The policemen took shelter at a CNG filling station in the area, but the workers vandalised it and beat up the policemen.
When several severely injured policemen were being taken to Dhaka Medical College and Hospital in an ambulance, the workers attacked the ambulance and beat up the policemen again.
Roads in Uttara were opened for traffic around 1:00pm.
Mirpur
In Mirpur, security personnel employed by Mollah Market at Mirpur-12 fired four or five blank shots from their licensed shotguns when the protesters tried to attack the market that housed several garments factories.
Police clashed with the agitating workers at Shewrapara from 10:30am to 12:00 noon as the workers tried to attack some garment factories after the staff of a factory beat up two workers.
Police lobbed several teargas shells to disperse the workers.
Thousands of workers damaged barbed wires and uprooted fences of the city's road divider beautification scheme and went wild on the streets with truncheons in their hands,” said witnesses.
A group of striking workers also attacked the double-decker bus depot at Mirpur 12 at about 9:30am following information that the depot employees injured one of their fellow workers.
The government-appointed tripartite National Minimum Wage Board last Thursday formulated a proposal unanimously fixing the minimum wage for the workers of the export-oriented garment industry at Tk 1662.50 per month, widening the difference between the negotiating owners and workers.
However, some workers' organisations demanding Tk 3,000 per month as minimum wage called the strike in a delayed sequel to an unprecedented labour revolt in the export oriented industry that flared up from Dhaka Export Processing Zone and engulfed the industrial belts in and around the capital in May-June this year.
A number of garment factory owners said yesterday's violence is a conspiracy by a vested quarter to destroy the export-oriented garments industries of Bangladesh.
Meanwhile, different political and workers' organisations condemned police atrocities on garment workers in different areas in the capital yesterday during the strike called by Garments Sramik Sangram Parishad.

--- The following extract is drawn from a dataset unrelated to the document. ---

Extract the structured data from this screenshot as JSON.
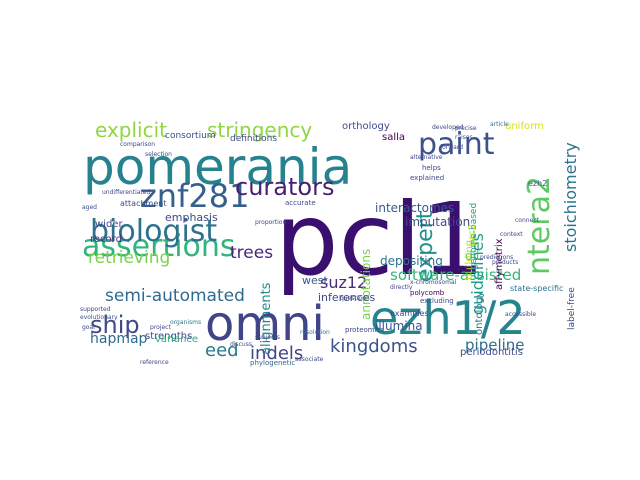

The organisations that observed yesterday's strike are Garment Workers Unity Forum, Sramik Karmachari Sangram Parishad, Garments Sramik Sangram Parishad, Bangladesh National Garments Workers Employees League, Jago Bangladesh Garments Sramik Federation, Bangladesher Workers Party and five left leaning parties.
Savar
At least 50 garment workers were injured yesterday and 20 arrested as law enforcers and the agitating garment workers clashed at Savar and Ashulia, reports our JU correspondent.
The workers were demonstrating to enforce a strike called to protest the newly fixed minimum wage for RMG workers. Their demand includes Tk 3,000 as minimum wage.

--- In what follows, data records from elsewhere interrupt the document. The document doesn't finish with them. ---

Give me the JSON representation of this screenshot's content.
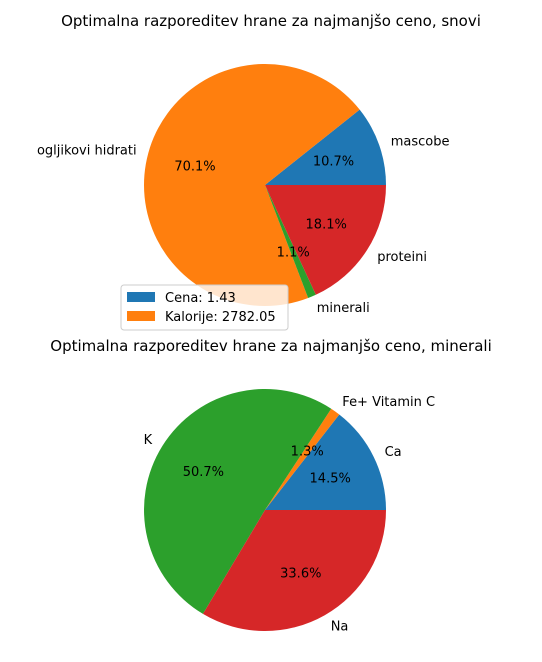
{
  "chart_data": [
    {
      "type": "pie",
      "title": "Optimalna razporeditev hrane za najmanjšo ceno, snovi",
      "categories": [
        "mascobe",
        "ogljikovi hidrati",
        "minerali",
        "proteini"
      ],
      "values": [
        10.7,
        70.1,
        1.1,
        18.1
      ],
      "percent_labels": [
        "10.7%",
        "70.1%",
        "1.1%",
        "18.1%"
      ],
      "colors": [
        "#1f77b4",
        "#ff7f0e",
        "#2ca02c",
        "#d62728"
      ],
      "start_angle_deg": 0,
      "direction": "counterclockwise",
      "legend": {
        "placement": "lower-left",
        "entries": [
          {
            "label": "Cena: 1.43",
            "color": "#1f77b4"
          },
          {
            "label": "Kalorije: 2782.05",
            "color": "#ff7f0e"
          }
        ]
      }
    },
    {
      "type": "pie",
      "title": "Optimalna razporeditev hrane za najmanjšo ceno, minerali",
      "categories": [
        "Ca",
        "Fe+ Vitamin C",
        "K",
        "Na"
      ],
      "values": [
        14.5,
        1.3,
        50.7,
        33.6
      ],
      "percent_labels": [
        "14.5%",
        "1.3%",
        "50.7%",
        "33.6%"
      ],
      "colors": [
        "#1f77b4",
        "#ff7f0e",
        "#2ca02c",
        "#d62728"
      ],
      "start_angle_deg": 0,
      "direction": "counterclockwise"
    }
  ]
}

More than 1,500 workers from different garment factories blockaded the Dhaka-Aricha and Nabinagar-Kaliakoir highways in the morning as part of the strike and vandalised about 30 to 35 vehicles.
Both highways remained snapped for about two hours while around a dozen of garment factories in the area came under attack of the protesters.
As the police intercepted the procession and clubbed the demonstrators, the workers vandalised numbers of factories nearby including Han Apparels Ltd and Cannon Apparels Ltd. They also vandalised a microbus belonging to the law enforcers.
It took around two hours for the law enforcers to have the situation under control. The clash left at least 30 workers injured.
"The workers have been arrested for blockading the highway, vandalising vehicles and creating disorder in normal life. Preparation is underway to file a case," said Akhtaruzzaman, officer in charge of Savar Police Station.
No incidence of violence was reported yesterday in Dhaka Export Processing Zone area.
Meanwhile, criminals vandalised a sweater factory at Durgapur in Ashulia and injured five people yesterday as the factory owner refused to pay Tk 5 lakh as toll.